38.1 E. The correct response is very low levels of phenylalanine hydroxylase, a key enzyme in the metabolic sequelae of phenylketonuria—ie, elevated phenylalanine, phenylpyruvate, and para-hydroxyphenylpyruvate in blood. Homogentisic acid is an intermediate in the breakdown of tyrosine to fumarate and acetoacetate. Vitamin B12 is required in the metabolism of branched-chain amino acids not phenylalanine. The α-keto acids of the branched chain amino acids produce the maple-syrup odor.

38.2 D. The correct response is dihydropteridine reductase. This enzyme reduces dihydrobiopterin to tetrahydrobiopterin the obligate electron donor for phenylalanine hydroxylase. Tyrosinase is the first enzyme on the pathway to melanin. Dopamine hydroxylase and tyrosine transaminase are enzymes on other tyrosine metabolic tracts. Homogentisic acid oxidase is an enzyme on the pathway of tyrosine to fumarate and acetoacetate.
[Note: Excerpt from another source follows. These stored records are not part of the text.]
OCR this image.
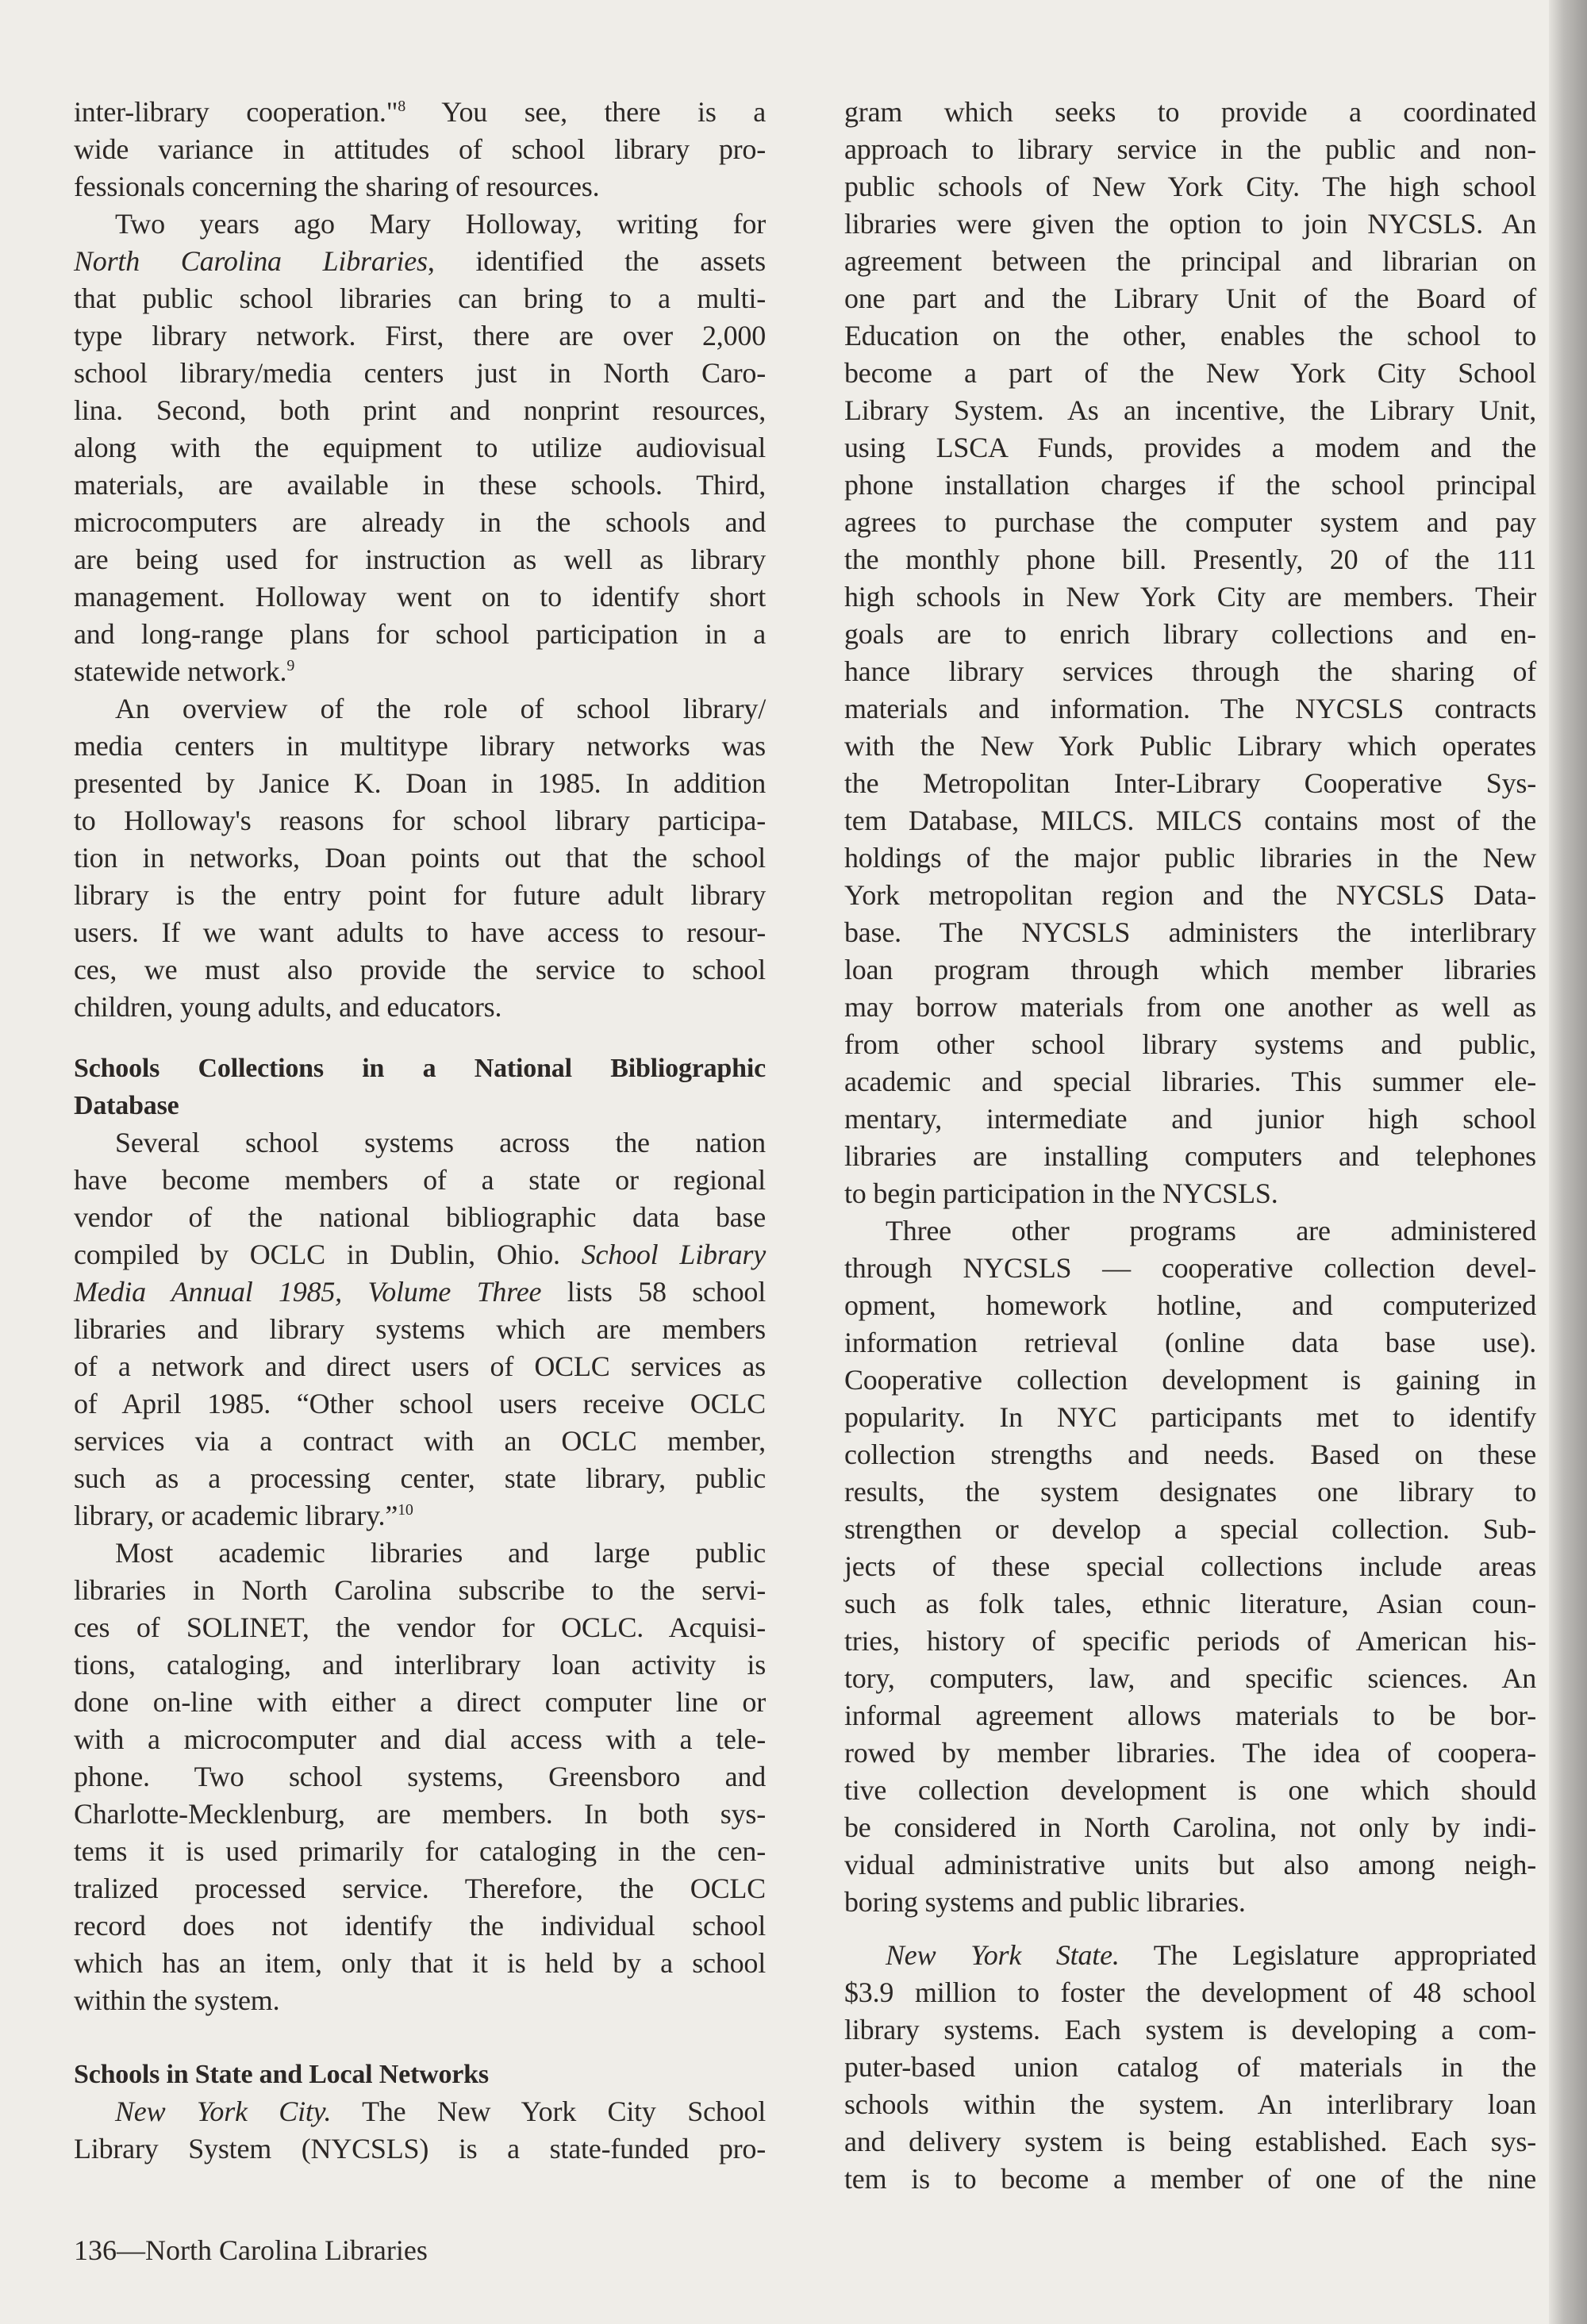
inter-library cooperation."$^8$ You see, there is a
wide variance in attitudes of school library pro-
fessionals concerning the sharing of resources.
Two years ago Mary Holloway, writing for
North Carolina Libraries, identified the assets
that public school libraries can bring to a multi-
type library network. First, there are over 2,000
school library/media centers just in North Caro-
lina. Second, both print and nonprint resources,
along with the equipment to utilize audiovisual
materials, are available in these schools. Third,
microcomputers are already in the schools and
are being used for instruction as well as library
management. Holloway went on to identify short
and long-range plans for school participation in a
statewide network.$^9$
An overview of the role of school library/
media centers in multitype library networks was
presented by Janice K. Doan in 1985. In addition
to Holloway's reasons for school library participa-
tion in networks, Doan points out that the school
library is the entry point for future adult library
users. If we want adults to have access to resour-
ces, we must also provide the service to school
children, young adults, and educators.
Schools Collections in a National Bibliographic
Database
Several school systems across the nation
have become members of a state or regional
vendor of the national bibliographic data base
compiled by OCLC in Dublin, Ohio. School Library
Media Annual 1985, Volume Three lists 58 school
libraries and library systems which are members
of a network and direct users of OCLC services as
of April 1985. “Other school users receive OCLC
services via a contract with an OCLC member,
such as a processing center, state library, public
library, or academic library.”$^{10}$
Most academic libraries and large public
libraries in North Carolina subscribe to the servi-
ces of SOLINET, the vendor for OCLC. Acquisi-
tions, cataloging, and interlibrary loan activity is
done on-line with either a direct computer line or
with a microcomputer and dial access with a tele-
phone. Two school systems, Greensboro and
Charlotte-Mecklenburg, are members. In both sys-
tems it is used primarily for cataloging in the cen-
tralized processed service. Therefore, the OCLC
record does not identify the individual school
which has an item, only that it is held by a school
within the system.
Schools in State and Local Networks
New York City. The New York City School
Library System (NYCSLS) is a state-funded pro-
gram which seeks to provide a coordinated
approach to library service in the public and non-
public schools of New York City. The high school
libraries were given the option to join NYCSLS. An
agreement between the principal and librarian on
one part and the Library Unit of the Board of
Education on the other, enables the school to
become a part of the New York City School
Library System. As an incentive, the Library Unit,
using LSCA Funds, provides a modem and the
phone installation charges if the school principal
agrees to purchase the computer system and pay
the monthly phone bill. Presently, 20 of the 111
high schools in New York City are members. Their
goals are to enrich library collections and en-
hance library services through the sharing of
materials and information. The NYCSLS contracts
with the New York Public Library which operates
the Metropolitan Inter-Library Cooperative Sys-
tem Database, MILCS. MILCS contains most of the
holdings of the major public libraries in the New
York metropolitan region and the NYCSLS Data-
base. The NYCSLS administers the interlibrary
loan program through which member libraries
may borrow materials from one another as well as
from other school library systems and public,
academic and special libraries. This summer ele-
mentary, intermediate and junior high school
libraries are installing computers and telephones
to begin participation in the NYCSLS.
Three other programs are administered
through NYCSLS — cooperative collection devel-
opment, homework hotline, and computerized
information retrieval (online data base use).
Cooperative collection development is gaining in
popularity. In NYC participants met to identify
collection strengths and needs. Based on these
results, the system designates one library to
strengthen or develop a special collection. Sub-
jects of these special collections include areas
such as folk tales, ethnic literature, Asian coun-
tries, history of specific periods of American his-
tory, computers, law, and specific sciences. An
informal agreement allows materials to be bor-
rowed by member libraries. The idea of coopera-
tive collection development is one which should
be considered in North Carolina, not only by indi-
vidual administrative units but also among neigh-
boring systems and public libraries.
New York State. The Legislature appropriated
$3.9 million to foster the development of 48 school
library systems. Each system is developing a com-
puter-based union catalog of materials in the
schools within the system. An interlibrary loan
and delivery system is being established. Each sys-
tem is to become a member of one of the nine
136—North Carolina Libraries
38.3 B. Excess phenylalanine inhibits tyrosinase the first step toward melanin production, thus resulting in hypopigmentation. Excess melanin leads to hyperpigmentation. Melatonin is a hormone involved in the sleep cycle. Excessive stimulation of tyrosinase would lead to more melanin and therefore hyperpigmentation. Para-hydroxyphenylpyruvate means less transamination and perhaps more tyrosine converted to melanin and hyperpigmentation.

BIOCHEMISTRY PEARLS

image PKU is an autosomal recessive disorder of amino acid metabolism affecting approximately 1 out of 10,000 of infants in North America.

image It is most often due to deficiency of the enzyme phenylalanine hydroxylase, which causes the accumulation of harmful metabolites, including phenylketones.

image The gene for phenylalanine hydroxylase is located on chromosome 12 at band region q 23.2.

image If untreated, PKU may lead to mental retardation, seizures, psychoses, eczema, and a distinctive “mousy” odor.

image PKU is a disease readily diagnosable in childhood and it is important for an optimal clinical outcome for it to be diagnosed as early as possible.

REFERENCES

Devlin TM, ed. Textbook of Biochemistry with Clinical Correlations. 7th ed. New York: Wiley-Liss; 2010.

Scriver CR, Beaudet AL, Sly WS, et al. The Metabolic and Molecular Basis of Inherited Disease. 8th ed, New York: McGraw Hill; 2001:1667-1776.